I have just finished reading Irvin Yalom's The Spinoza Problem.
I am not inclined to review the book, save to say that while I found it very interesting and learnt a lot from it, I also found it contrived, pretentious and anachronistic. The author is a well-known psychiatrist and much of the substance of the book indulges his psychiatric predilections in an ultimately unconvincing way. Still, the interested reader will definitely learn a lot about Spinoza and about the monster Alfred Rosenberg, the ideologue of the Third Reich, who seems to have had an interest in Spinoza. So reading this book provoked thoughts about Spinoza, his ideas and the time and context in which he lived by contrast with our own time and context. And it is this that I want to deal with here. 

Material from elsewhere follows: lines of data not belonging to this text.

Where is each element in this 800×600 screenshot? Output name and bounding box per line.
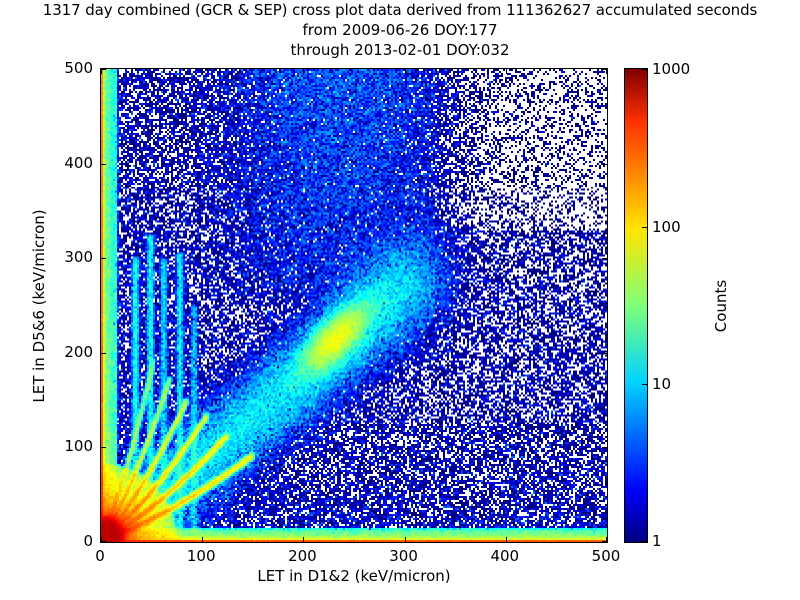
colorbar-tick bbox=[642, 384, 647, 385]
y-axis-tick-label: 500 bbox=[64, 59, 93, 77]
colorbar-tick bbox=[642, 227, 647, 228]
colorbar-tick-label: 1000 bbox=[652, 60, 691, 78]
x-axis-tick bbox=[101, 537, 102, 542]
y-axis-tick bbox=[101, 164, 106, 165]
colorbar-gradient bbox=[625, 69, 647, 542]
x-axis-tick bbox=[405, 69, 406, 74]
colorbar-tick-label: 100 bbox=[652, 218, 681, 236]
y-axis-tick bbox=[101, 541, 106, 542]
x-axis-title: LET in D1&2 (keV/micron) bbox=[257, 567, 451, 585]
x-axis-tick bbox=[405, 537, 406, 542]
y-axis-tick bbox=[602, 447, 607, 448]
chart-title-line-2: from 2009-06-26 DOY:177 bbox=[302, 21, 498, 39]
x-axis-tick bbox=[202, 69, 203, 74]
y-axis-tick-label: 200 bbox=[64, 342, 93, 361]
y-axis-tick bbox=[602, 541, 607, 542]
x-axis-tick bbox=[606, 537, 607, 542]
chart-title-line-3: through 2013-02-01 DOY:032 bbox=[290, 41, 510, 59]
x-axis-tick bbox=[202, 537, 203, 542]
chart-title-line-1: 1317 day combined (GCR & SEP) cross plot… bbox=[42, 1, 758, 19]
x-axis-tick-label: 400 bbox=[490, 547, 520, 565]
y-axis-tick bbox=[602, 164, 607, 165]
x-axis-tick bbox=[101, 69, 102, 74]
x-axis-tick-label: 300 bbox=[389, 547, 418, 565]
y-axis-tick-label: 0 bbox=[83, 532, 93, 550]
x-axis-tick bbox=[506, 69, 507, 74]
x-axis-tick-label: 500 bbox=[591, 547, 621, 565]
x-axis-tick-label: 200 bbox=[288, 547, 317, 565]
y-axis-title: LET in D5&6 (keV/micron) bbox=[30, 208, 48, 403]
plot-axes bbox=[100, 68, 608, 543]
colorbar-tick bbox=[642, 69, 647, 70]
y-axis-tick bbox=[602, 69, 607, 70]
colorbar-tick-label: 1 bbox=[652, 532, 662, 550]
x-axis-tick-label: 0 bbox=[95, 547, 105, 565]
y-axis-tick bbox=[602, 258, 607, 259]
x-axis-tick bbox=[303, 69, 304, 74]
y-axis-tick-label: 300 bbox=[64, 248, 93, 267]
y-axis-tick bbox=[101, 69, 106, 70]
y-axis-tick bbox=[602, 353, 607, 354]
y-axis-tick bbox=[101, 258, 106, 259]
chart-title: 1317 day combined (GCR & SEP) cross plot… bbox=[0, 0, 800, 60]
y-axis-tick bbox=[101, 447, 106, 448]
colorbar-tick-label: 10 bbox=[652, 375, 672, 393]
colorbar bbox=[624, 68, 648, 543]
y-axis-tick-label: 100 bbox=[64, 437, 93, 456]
x-axis-tick bbox=[606, 69, 607, 74]
density-heatmap bbox=[101, 69, 607, 542]
colorbar-axis-label: Counts bbox=[712, 279, 730, 332]
x-axis-tick bbox=[506, 537, 507, 542]
y-axis-tick-label: 400 bbox=[64, 153, 93, 172]
y-axis-tick bbox=[101, 353, 106, 354]
x-axis-tick-label: 100 bbox=[186, 547, 216, 565]
x-axis-tick bbox=[303, 537, 304, 542]
colorbar-tick bbox=[642, 541, 647, 542]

Living in Amsterdam in 1656, Baruch (Benedict) Spinoza was brutally excommunicated by a committee of Jewish leaders and forbidden any kind of interaction with members of that community. For him, one of the greatest philosophers of the Western tradition, indeed perhaps the first 'modern' thinker, it was a disaster. He was caught between his love for his community and his inability/refusal to dissemble about his true beliefs. He was cast into a social wilderness, forever sad and lonely – but not completely so, for he lived the rest of his short life in the stimulating company of like-minded thinkers. But his life as a Jew was over.
Today large numbers of Jews (who knows how many?) hold views that in large part agree with those held by Spinoza and they do not lie about them (not to suggest that they comprehend the profundity of his work). They live comfortably within Jewish communities and participate in communal affairs in many ways according to their choice, according, one supposes, to whatever they feel comfortable with and enjoy doing. Secular Jews have come to revere Spinoza, the Jew, - a prominent street in Israel is named after him.
Meantime these secular Jews are the targets of diverse religious Jewish outreach groups who, far from excommunicating them - which would carry no practical consequences for them - seek to attract them to their congregations; never questioning their beliefs or their right to have them and write and speak about them.
The Amsterdam Jewish leaders got their power from tradition, but, moreso, from the government of the Netherlands. The government that welcomed Jewish refugees from the hell of the Spanish and Portuguese Inquisitions into Holland, was a government that was, in part, driven by religious (Calvinist) laws. They placed conditions upon the tolerance of the Jews and gave their leaders the power to enforce those conditions - among which was the punishment of heresy - indeed the leaders had an obligation to punish it. The Dutch would tolerate Jews, within limits, but not atheists or Catholics. So Spinoza had to be banned. The survival of the Jewish community was seen to depend on it.
Today the survival of these religious-orthodox outreach groups depends on their ability to attract adherents, including non-believers, upon whom they must be careful not to make too many demands. The difference? They have no power and obligation to compel. Religion and state are separate and religious beliefs are seen as personal matters.
It is hard to overestimate the importance of this development - the 'secularization' of society - a development recommended by Spinoza whose thinking contributed mightily to it. Without it the transition from a zero-sum to a positive-sum society might have been impossible.
Is it not this that holds back much of the Islamic world today?